Segurança clandestino morto a mando de traficantes

O segurança clandestino Valter dos Santos Cerqueira, 26 anos, foi executado a tiros, ontem de madrugada, no Bairro da Paz. A polícia acredita que o crime teha sido praticado a mando de traficantes, pois a vítima era usuária de drogas. O delegado Roberval Nolasco, plantonista da 12a Delegacia (Itapuã), instaurou inquérito e comanda as investigações para esclarecer o caso.

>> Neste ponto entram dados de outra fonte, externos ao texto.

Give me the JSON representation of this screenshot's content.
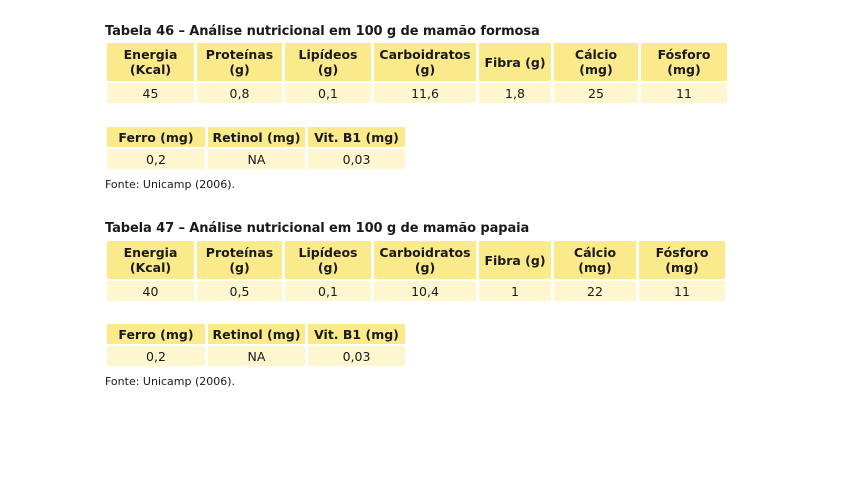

O crime foi cometido na início da madrugada, na localidade conhecida como Baixa do Tubo. Valter saiu de casa para comprar drogas, contrariando a vontade de sua mãe, que temia por sua vida. Seu irmão Paulo dos Santos, 21, acordou por volta das 2h, encontrando a porta da residência aberta. Ao se levantar para fechá-la, procurou por Valter, mas ele havia desaparecido. “Ele nunca foi de ouvir ninguém, por isso eu não me preocupei”, contou.

Pela manhã, logo cedo, como de costume nos fins de semana, Paulo levantou para “pegar o baba”. Por volta das 6h30, saiu de casa com destino ao campo de futebol da localidade. No caminho, acabou encontrando seu irmão caído no chão com tiros em diversas partes do corpo. Desesperado, voltou para casa e chamou sua mãe e demais irmãos, que pareciam conformados com a morte do rapaz.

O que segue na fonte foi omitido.